Le difficoltà incominciano prima che si consideri una sola nota dell’opera. Per stabilire l’autenticità e l’ordine cronologico delle fonti verdiane, possiamo generalmente contare su una buona quantità di testimonianze documentarie. Ma, come tutti sanno, Verdi s’impose per la prima volta all’attenzione generale con il Nabucco; durante la sua composizione egli rimase una figura in ombra, trascurato dall’élite culturale milanese, e in contatto soprattutto con i suoi amici di Busseto. Anche dando per scontata questa situazione, la mancanza di documentazione di prima mano è sorprendente. Questo non è dovuto solo al relativo isolamento di Verdi. Dobbiamo tener presente che egli lavorava disponendo di un libretto in gran parte definitivo (Nabucco era stato scritto in origine per il giovane compositore prussiano Otto Nicolai) e che il suo librettista, Temistocle Solera, era a Milano, a portata di mano, per cui non occorreva alcuno scambio epistolare se fossero stati necessari cambiamenti dell’ultimo minuto. In aggiunta a tutto questo, lo stile di vita di Solera, notoriamente disordinato, ha fatto sì che non sia sopravvissuta alcuna traccia della sua copia di lavoro del libretto. Siamo pertanto costretti, cosa che non avviene per nessuna successiva opera di Verdi, a dover dipendere da testimonianze di seconda mano degli avvenimenti.
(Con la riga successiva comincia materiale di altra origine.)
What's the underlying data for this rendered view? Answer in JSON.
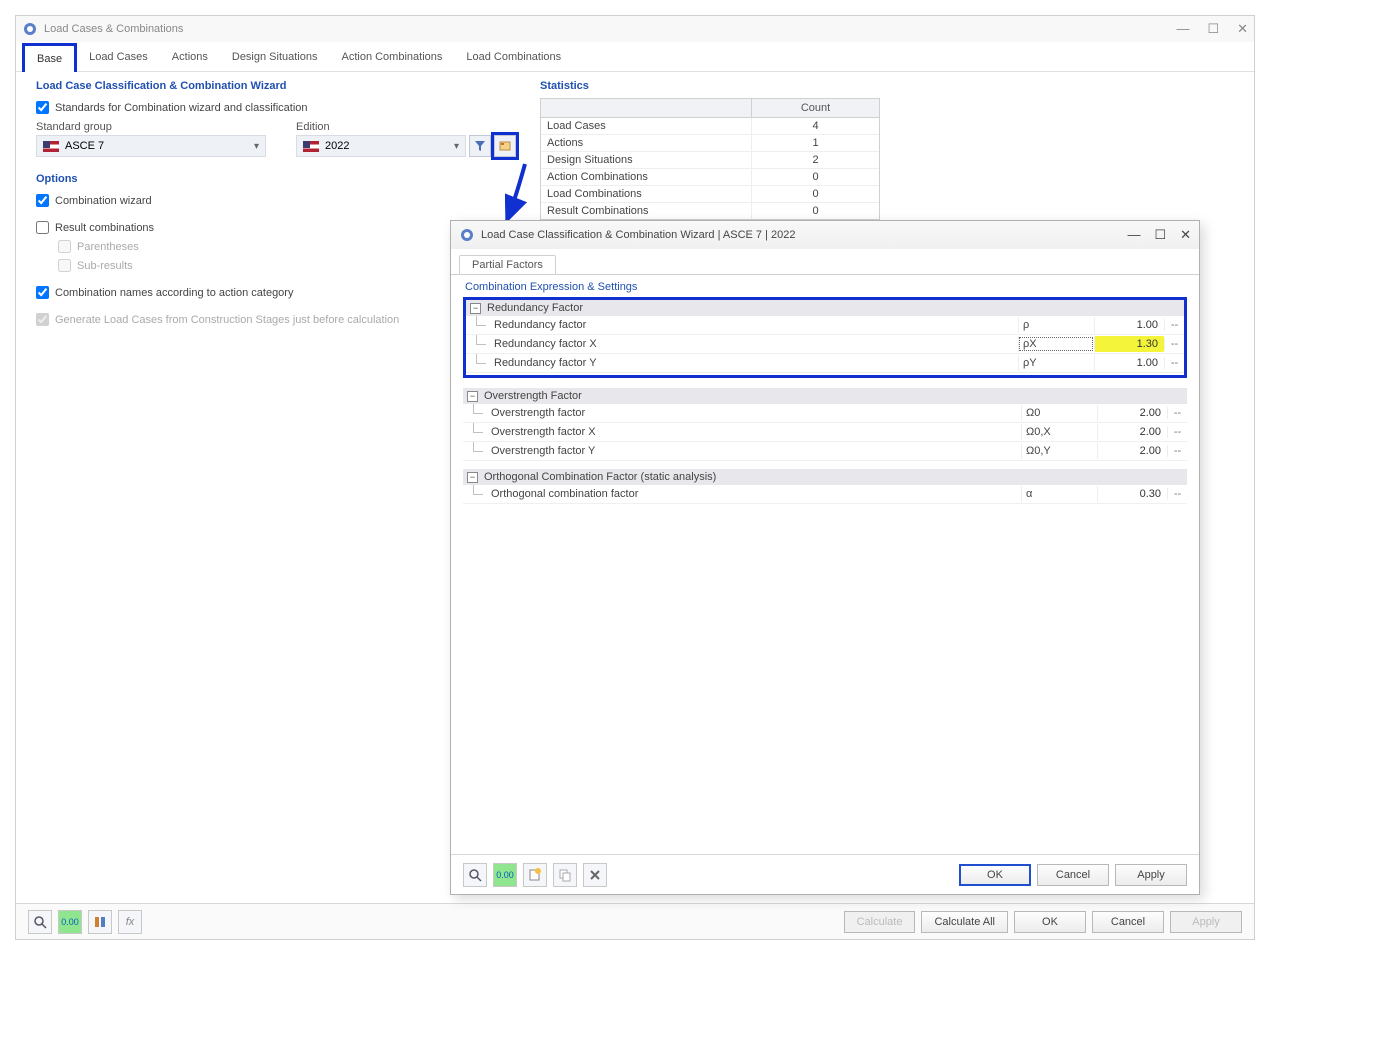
{
  "main": {
    "title": "Load Cases & Combinations",
    "tabs": [
      "Base",
      "Load Cases",
      "Actions",
      "Design Situations",
      "Action Combinations",
      "Load Combinations"
    ],
    "active_tab": 0,
    "wizard_header": "Load Case Classification & Combination Wizard",
    "standards_checkbox": "Standards for Combination wizard and classification",
    "standard_group_label": "Standard group",
    "standard_group_value": "ASCE 7",
    "edition_label": "Edition",
    "edition_value": "2022",
    "options_header": "Options",
    "opt_combination_wizard": "Combination wizard",
    "opt_result_combinations": "Result combinations",
    "opt_parentheses": "Parentheses",
    "opt_sub_results": "Sub-results",
    "opt_names_by_category": "Combination names according to action category",
    "opt_generate_lc": "Generate Load Cases from Construction Stages just before calculation",
    "stats_header": "Statistics",
    "stats_count_label": "Count",
    "stats_rows": [
      {
        "label": "Load Cases",
        "value": "4"
      },
      {
        "label": "Actions",
        "value": "1"
      },
      {
        "label": "Design Situations",
        "value": "2"
      },
      {
        "label": "Action Combinations",
        "value": "0"
      },
      {
        "label": "Load Combinations",
        "value": "0"
      },
      {
        "label": "Result Combinations",
        "value": "0"
      }
    ],
    "footer": {
      "calculate": "Calculate",
      "calculate_all": "Calculate All",
      "ok": "OK",
      "cancel": "Cancel",
      "apply": "Apply"
    }
  },
  "modal": {
    "title": "Load Case Classification & Combination Wizard | ASCE 7 | 2022",
    "tab": "Partial Factors",
    "sub_header": "Combination Expression & Settings",
    "groups": [
      {
        "name": "Redundancy Factor",
        "rows": [
          {
            "label": "Redundancy factor",
            "symbol": "ρ",
            "value": "1.00",
            "unit": "--",
            "hl": false,
            "boxed": false
          },
          {
            "label": "Redundancy factor X",
            "symbol": "ρX",
            "value": "1.30",
            "unit": "--",
            "hl": true,
            "boxed": true
          },
          {
            "label": "Redundancy factor Y",
            "symbol": "ρY",
            "value": "1.00",
            "unit": "--",
            "hl": false,
            "boxed": false
          }
        ],
        "boxed": true
      },
      {
        "name": "Overstrength Factor",
        "rows": [
          {
            "label": "Overstrength factor",
            "symbol": "Ω0",
            "value": "2.00",
            "unit": "--"
          },
          {
            "label": "Overstrength factor X",
            "symbol": "Ω0,X",
            "value": "2.00",
            "unit": "--"
          },
          {
            "label": "Overstrength factor Y",
            "symbol": "Ω0,Y",
            "value": "2.00",
            "unit": "--"
          }
        ],
        "boxed": false
      },
      {
        "name": "Orthogonal Combination Factor (static analysis)",
        "rows": [
          {
            "label": "Orthogonal combination factor",
            "symbol": "α",
            "value": "0.30",
            "unit": "--"
          }
        ],
        "boxed": false
      }
    ],
    "footer": {
      "ok": "OK",
      "cancel": "Cancel",
      "apply": "Apply"
    }
  }
}
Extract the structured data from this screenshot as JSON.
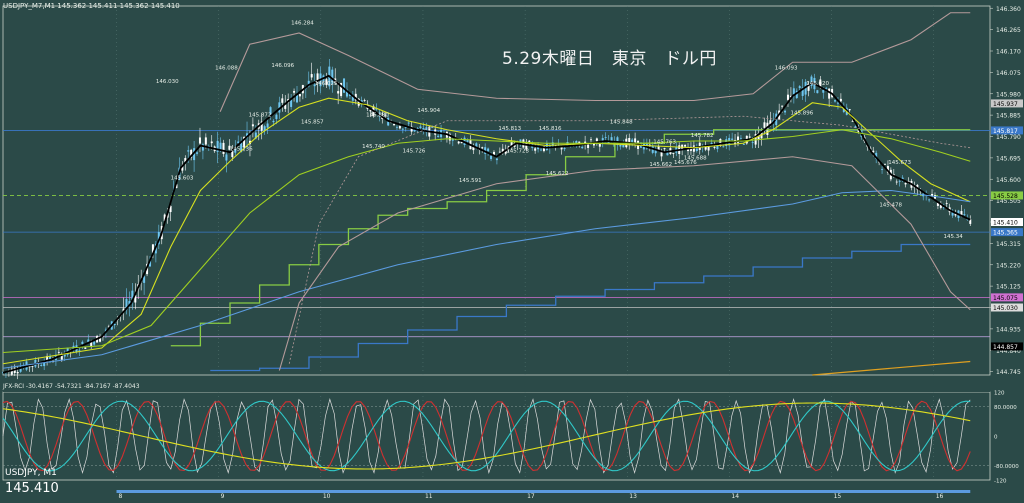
{
  "header": {
    "chart_info": "USDJPY_M7,M1   145.362 145.411 145.362 145.410",
    "indicator_info": "JFX-RCI -30.4167 -54.7321 -84.7167 -87.4043",
    "symbol_label": "USDJPY, M1",
    "current_price": "145.410"
  },
  "chart_data": {
    "type": "line",
    "title": "5.29木曜日　東京　ドル円",
    "ylim": [
      144.73,
      146.37
    ],
    "y_ticks": [
      "146.360",
      "146.265",
      "146.170",
      "146.075",
      "145.980",
      "145.885",
      "145.790",
      "145.695",
      "145.600",
      "145.505",
      "145.410",
      "145.315",
      "145.220",
      "145.125",
      "145.030",
      "144.935",
      "144.840",
      "144.745"
    ],
    "price_tags": [
      {
        "value": 145.937,
        "label": "145.937",
        "bg": "#c9c9c9",
        "fg": "#000000"
      },
      {
        "value": 145.817,
        "label": "145.817",
        "bg": "#3a78c8",
        "fg": "#ffffff"
      },
      {
        "value": 145.528,
        "label": "145.528",
        "bg": "#88cc44",
        "fg": "#000000"
      },
      {
        "value": 145.41,
        "label": "145.410",
        "bg": "#ffffff",
        "fg": "#000000"
      },
      {
        "value": 145.365,
        "label": "145.365",
        "bg": "#3a78c8",
        "fg": "#ffffff"
      },
      {
        "value": 145.075,
        "label": "145.075",
        "bg": "#d070d0",
        "fg": "#000000"
      },
      {
        "value": 145.03,
        "label": "145.030",
        "bg": "#dddddd",
        "fg": "#000000"
      },
      {
        "value": 144.857,
        "label": "144.857",
        "bg": "#000000",
        "fg": "#ffffff"
      }
    ],
    "x_ticks": [
      "8",
      "9",
      "10",
      "11",
      "17",
      "13",
      "14",
      "15",
      "16"
    ],
    "annotations": [
      {
        "text": "146.284",
        "x": 0.302,
        "y": 146.28
      },
      {
        "text": "146.030",
        "x": 0.165,
        "y": 146.02
      },
      {
        "text": "146.088",
        "x": 0.225,
        "y": 146.08
      },
      {
        "text": "146.096",
        "x": 0.282,
        "y": 146.09
      },
      {
        "text": "146.025",
        "x": 0.326,
        "y": 146.01
      },
      {
        "text": "145.872",
        "x": 0.259,
        "y": 145.87
      },
      {
        "text": "145.857",
        "x": 0.312,
        "y": 145.84
      },
      {
        "text": "145.736",
        "x": 0.24,
        "y": 145.72
      },
      {
        "text": "145.603",
        "x": 0.18,
        "y": 145.59
      },
      {
        "text": "145.880",
        "x": 0.378,
        "y": 145.87
      },
      {
        "text": "145.904",
        "x": 0.43,
        "y": 145.89
      },
      {
        "text": "145.740",
        "x": 0.374,
        "y": 145.73
      },
      {
        "text": "145.726",
        "x": 0.415,
        "y": 145.71
      },
      {
        "text": "145.813",
        "x": 0.512,
        "y": 145.81
      },
      {
        "text": "145.816",
        "x": 0.553,
        "y": 145.81
      },
      {
        "text": "145.848",
        "x": 0.625,
        "y": 145.84
      },
      {
        "text": "145.782",
        "x": 0.707,
        "y": 145.78
      },
      {
        "text": "145.723",
        "x": 0.52,
        "y": 145.71
      },
      {
        "text": "145.763",
        "x": 0.669,
        "y": 145.75
      },
      {
        "text": "145.688",
        "x": 0.7,
        "y": 145.68
      },
      {
        "text": "145.662",
        "x": 0.665,
        "y": 145.65
      },
      {
        "text": "145.676",
        "x": 0.69,
        "y": 145.66
      },
      {
        "text": "145.622",
        "x": 0.56,
        "y": 145.61
      },
      {
        "text": "145.591",
        "x": 0.472,
        "y": 145.58
      },
      {
        "text": "146.093",
        "x": 0.792,
        "y": 146.08
      },
      {
        "text": "146.020",
        "x": 0.824,
        "y": 146.01
      },
      {
        "text": "145.896",
        "x": 0.808,
        "y": 145.88
      },
      {
        "text": "145.673",
        "x": 0.907,
        "y": 145.66
      },
      {
        "text": "145.478",
        "x": 0.898,
        "y": 145.47
      },
      {
        "text": "145.34",
        "x": 0.963,
        "y": 145.33
      }
    ],
    "series": [
      {
        "color": "#000000",
        "values": [
          [
            0,
            144.74
          ],
          [
            0.05,
            144.8
          ],
          [
            0.1,
            144.9
          ],
          [
            0.13,
            145.05
          ],
          [
            0.16,
            145.35
          ],
          [
            0.18,
            145.65
          ],
          [
            0.2,
            145.75
          ],
          [
            0.23,
            145.72
          ],
          [
            0.26,
            145.84
          ],
          [
            0.29,
            145.95
          ],
          [
            0.31,
            146.02
          ],
          [
            0.33,
            146.06
          ],
          [
            0.36,
            145.95
          ],
          [
            0.39,
            145.86
          ],
          [
            0.42,
            145.82
          ],
          [
            0.45,
            145.8
          ],
          [
            0.48,
            145.74
          ],
          [
            0.5,
            145.7
          ],
          [
            0.52,
            145.76
          ],
          [
            0.55,
            145.74
          ],
          [
            0.58,
            145.75
          ],
          [
            0.61,
            145.77
          ],
          [
            0.64,
            145.76
          ],
          [
            0.67,
            145.72
          ],
          [
            0.7,
            145.74
          ],
          [
            0.73,
            145.76
          ],
          [
            0.76,
            145.78
          ],
          [
            0.78,
            145.85
          ],
          [
            0.8,
            145.97
          ],
          [
            0.82,
            146.03
          ],
          [
            0.84,
            145.98
          ],
          [
            0.86,
            145.88
          ],
          [
            0.88,
            145.72
          ],
          [
            0.9,
            145.62
          ],
          [
            0.92,
            145.58
          ],
          [
            0.94,
            145.52
          ],
          [
            0.96,
            145.46
          ],
          [
            0.98,
            145.42
          ]
        ]
      },
      {
        "color": "#d6e020",
        "values": [
          [
            0,
            144.78
          ],
          [
            0.1,
            144.85
          ],
          [
            0.14,
            145.0
          ],
          [
            0.17,
            145.3
          ],
          [
            0.2,
            145.55
          ],
          [
            0.23,
            145.68
          ],
          [
            0.26,
            145.8
          ],
          [
            0.3,
            145.92
          ],
          [
            0.33,
            145.96
          ],
          [
            0.37,
            145.93
          ],
          [
            0.41,
            145.86
          ],
          [
            0.45,
            145.82
          ],
          [
            0.5,
            145.78
          ],
          [
            0.55,
            145.75
          ],
          [
            0.6,
            145.76
          ],
          [
            0.65,
            145.75
          ],
          [
            0.7,
            145.74
          ],
          [
            0.75,
            145.76
          ],
          [
            0.78,
            145.82
          ],
          [
            0.82,
            145.94
          ],
          [
            0.85,
            145.92
          ],
          [
            0.88,
            145.8
          ],
          [
            0.91,
            145.68
          ],
          [
            0.94,
            145.58
          ],
          [
            0.97,
            145.52
          ],
          [
            0.98,
            145.5
          ]
        ]
      },
      {
        "color": "#a0d020",
        "values": [
          [
            0,
            144.83
          ],
          [
            0.1,
            144.86
          ],
          [
            0.15,
            144.95
          ],
          [
            0.2,
            145.2
          ],
          [
            0.25,
            145.45
          ],
          [
            0.3,
            145.62
          ],
          [
            0.35,
            145.7
          ],
          [
            0.4,
            145.76
          ],
          [
            0.45,
            145.78
          ],
          [
            0.5,
            145.77
          ],
          [
            0.55,
            145.76
          ],
          [
            0.6,
            145.76
          ],
          [
            0.65,
            145.76
          ],
          [
            0.7,
            145.77
          ],
          [
            0.75,
            145.77
          ],
          [
            0.8,
            145.79
          ],
          [
            0.85,
            145.82
          ],
          [
            0.9,
            145.78
          ],
          [
            0.95,
            145.72
          ],
          [
            0.98,
            145.68
          ]
        ]
      },
      {
        "color": "#5b9be0",
        "values": [
          [
            0,
            144.76
          ],
          [
            0.1,
            144.82
          ],
          [
            0.2,
            144.95
          ],
          [
            0.3,
            145.1
          ],
          [
            0.4,
            145.22
          ],
          [
            0.5,
            145.31
          ],
          [
            0.6,
            145.38
          ],
          [
            0.7,
            145.43
          ],
          [
            0.8,
            145.49
          ],
          [
            0.85,
            145.54
          ],
          [
            0.9,
            145.55
          ],
          [
            0.95,
            145.52
          ],
          [
            0.98,
            145.5
          ]
        ]
      },
      {
        "color": "#b49a9a",
        "values": [
          [
            0.28,
            144.75
          ],
          [
            0.3,
            145.05
          ],
          [
            0.34,
            145.3
          ],
          [
            0.4,
            145.45
          ],
          [
            0.5,
            145.58
          ],
          [
            0.6,
            145.64
          ],
          [
            0.7,
            145.66
          ],
          [
            0.8,
            145.7
          ],
          [
            0.86,
            145.66
          ],
          [
            0.92,
            145.4
          ],
          [
            0.96,
            145.1
          ],
          [
            0.98,
            145.02
          ]
        ]
      },
      {
        "color": "#b49a9a",
        "values": [
          [
            0.22,
            145.9
          ],
          [
            0.25,
            146.2
          ],
          [
            0.3,
            146.25
          ],
          [
            0.35,
            146.15
          ],
          [
            0.42,
            146.0
          ],
          [
            0.5,
            145.96
          ],
          [
            0.6,
            145.95
          ],
          [
            0.7,
            145.95
          ],
          [
            0.76,
            145.98
          ],
          [
            0.8,
            146.12
          ],
          [
            0.86,
            146.12
          ],
          [
            0.92,
            146.22
          ],
          [
            0.96,
            146.34
          ],
          [
            0.98,
            146.34
          ]
        ]
      }
    ],
    "steps": [
      {
        "color": "#88cc44",
        "values": [
          [
            0.17,
            144.86
          ],
          [
            0.2,
            144.96
          ],
          [
            0.23,
            145.05
          ],
          [
            0.26,
            145.13
          ],
          [
            0.29,
            145.22
          ],
          [
            0.32,
            145.31
          ],
          [
            0.35,
            145.38
          ],
          [
            0.38,
            145.44
          ],
          [
            0.41,
            145.47
          ],
          [
            0.45,
            145.5
          ],
          [
            0.49,
            145.55
          ],
          [
            0.53,
            145.62
          ],
          [
            0.57,
            145.7
          ],
          [
            0.62,
            145.76
          ],
          [
            0.67,
            145.8
          ],
          [
            0.72,
            145.82
          ],
          [
            0.78,
            145.82
          ],
          [
            0.98,
            145.82
          ]
        ]
      },
      {
        "color": "#3a78c8",
        "values": [
          [
            0.21,
            144.75
          ],
          [
            0.26,
            144.76
          ],
          [
            0.31,
            144.81
          ],
          [
            0.36,
            144.87
          ],
          [
            0.41,
            144.93
          ],
          [
            0.46,
            144.99
          ],
          [
            0.51,
            145.04
          ],
          [
            0.56,
            145.08
          ],
          [
            0.61,
            145.11
          ],
          [
            0.66,
            145.14
          ],
          [
            0.71,
            145.17
          ],
          [
            0.76,
            145.21
          ],
          [
            0.81,
            145.25
          ],
          [
            0.86,
            145.28
          ],
          [
            0.91,
            145.31
          ],
          [
            0.98,
            145.31
          ]
        ]
      }
    ],
    "h_lines": [
      {
        "value": 145.817,
        "color": "#3a78c8",
        "dash": ""
      },
      {
        "value": 145.528,
        "color": "#88cc44",
        "dash": "4,3"
      },
      {
        "value": 145.365,
        "color": "#3a78c8",
        "dash": ""
      },
      {
        "value": 145.075,
        "color": "#d070d0",
        "dash": ""
      },
      {
        "value": 145.03,
        "color": "#c0c0c0",
        "dash": ""
      },
      {
        "value": 144.9,
        "color": "#c8a8e8",
        "dash": ""
      }
    ],
    "grid": true,
    "subchart": {
      "type": "line",
      "ylim": [
        -120,
        120
      ],
      "y_ticks": [
        "120",
        "80.0000",
        "0",
        "-80.0000",
        "-120"
      ],
      "series_colors": [
        "#dddddd",
        "#d03030",
        "#30c8c8",
        "#e0e020"
      ]
    }
  }
}
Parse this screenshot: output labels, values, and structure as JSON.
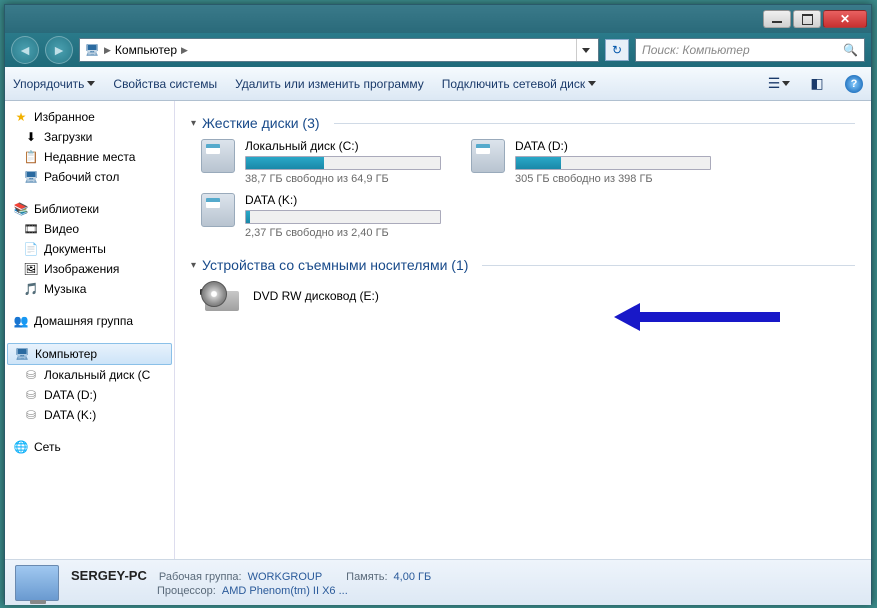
{
  "address": {
    "root": "Компьютер"
  },
  "search": {
    "placeholder": "Поиск: Компьютер"
  },
  "toolbar": {
    "organize": "Упорядочить",
    "properties": "Свойства системы",
    "programs": "Удалить или изменить программу",
    "netdrive": "Подключить сетевой диск"
  },
  "sidebar": {
    "favorites": "Избранное",
    "downloads": "Загрузки",
    "recent": "Недавние места",
    "desktop": "Рабочий стол",
    "libraries": "Библиотеки",
    "video": "Видео",
    "documents": "Документы",
    "pictures": "Изображения",
    "music": "Музыка",
    "homegroup": "Домашняя группа",
    "computer": "Компьютер",
    "localc": "Локальный диск (C",
    "datad": "DATA (D:)",
    "datak": "DATA (K:)",
    "network": "Сеть"
  },
  "sections": {
    "hdd": "Жесткие диски (3)",
    "removable": "Устройства со съемными носителями (1)"
  },
  "drives": [
    {
      "name": "Локальный диск (C:)",
      "free": "38,7 ГБ свободно из 64,9 ГБ",
      "pct": 40
    },
    {
      "name": "DATA (D:)",
      "free": "305 ГБ свободно из 398 ГБ",
      "pct": 23
    },
    {
      "name": "DATA (K:)",
      "free": "2,37 ГБ свободно из 2,40 ГБ",
      "pct": 2
    }
  ],
  "dvd": {
    "name": "DVD RW дисковод (E:)",
    "badge": "DVD"
  },
  "details": {
    "name": "SERGEY-PC",
    "workgroup_label": "Рабочая группа:",
    "workgroup": "WORKGROUP",
    "memory_label": "Память:",
    "memory": "4,00 ГБ",
    "cpu_label": "Процессор:",
    "cpu": "AMD Phenom(tm) II X6 ..."
  }
}
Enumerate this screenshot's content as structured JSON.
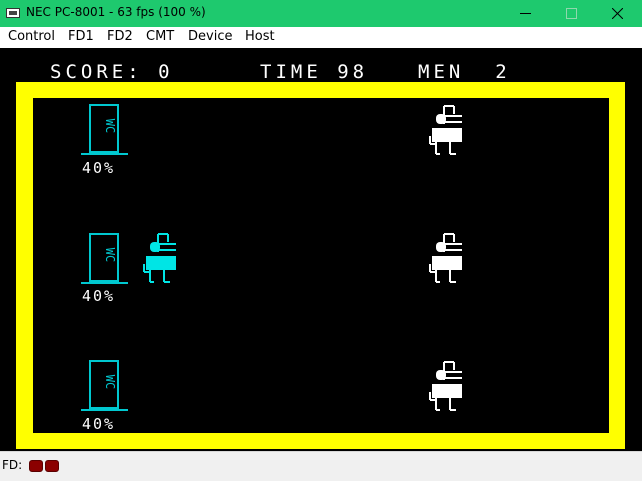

In merito alle differenze tra la nuova edizione critica e le precedenti edizioni a stampa della partitura del Nabucco, la più consistente e radicale risiede nelle legature e nei dettagli esecutivi. Verdi, che scriveva per condizioni esecutive nelle quali c’era una perfetta comprensione dello stile contemporaneo, era spesso assai sommario nell’uso di prescrizioni interpretative: egli poteva fidare sulla capacità di interpreti e copisti di dedurre le sue intenzioni dalla musica stessa. In certi casi, per esempio per quanto concerne le indicazioni dinamiche, è generalmente abbastanza facile per i moderni revisori arrivare a una soluzione soddisfacente (anche se l’ascoltatore della nuova edizione critica troverà alcune sorprendenti differenze rispetto alla versione tradizionale). Il caso di legature vocali e strumentali contradditorie è di gran lunga più complesso, poiché in questo caso abbiamo a che fare con un’area nella quale la nostra percezione di quello che è “musicale” può condurci a dare la preferenza a certe legature piuttosto che ad altre. La partitura d’uso Ricordi, che fu preparata subito dopo la Seconda guerra mondiale è in quest’ambito, in modo assolutamente chiaro, un’”interpretazione” piuttosto che un tentativo di afferrare con precisione il significato delle legature verdiane. Le legature strumentali e vocali di Verdi sono infatti sistematicamente allungate e spesso vengono aggiunte nuove legature non presenti nell’autografo. L’effetto implicito è quello di incoraggiare uno stile esecutivo molto più morbido e molto più legato di quello suggerito da Verdi.

Non è necessario avventurarsi in complessità analitiche per giustificare l’importanza di tali momenti, e per difendere la posizione dell’edizione nel mantenere le indicazioni verdiane. La sua giustificazione consiste nella possibilità di vedere (e, si spera, di ascoltare) Nabucco senza il suo presunto mantello di prescrizioni esecutive risalenti al tardo Ottocento e al primo Novecento. L’edizione critica si pone quindi come un lavoro di recupero teso a restituire agli interpreti, agli studiosi e agli ascoltatori la possibilità di giudicare Verdi sulla base del suo più importante lascito. L’edizione critica non tenta di arrestare il processo di reinterpretazione che porta la musica ad adattarsi ai bisogni di ciascuna epoca; cerca solo di dimostrare da dove essa partì: dalle note e dai segni che Verdi scrisse quando compose la sua prima grande opera.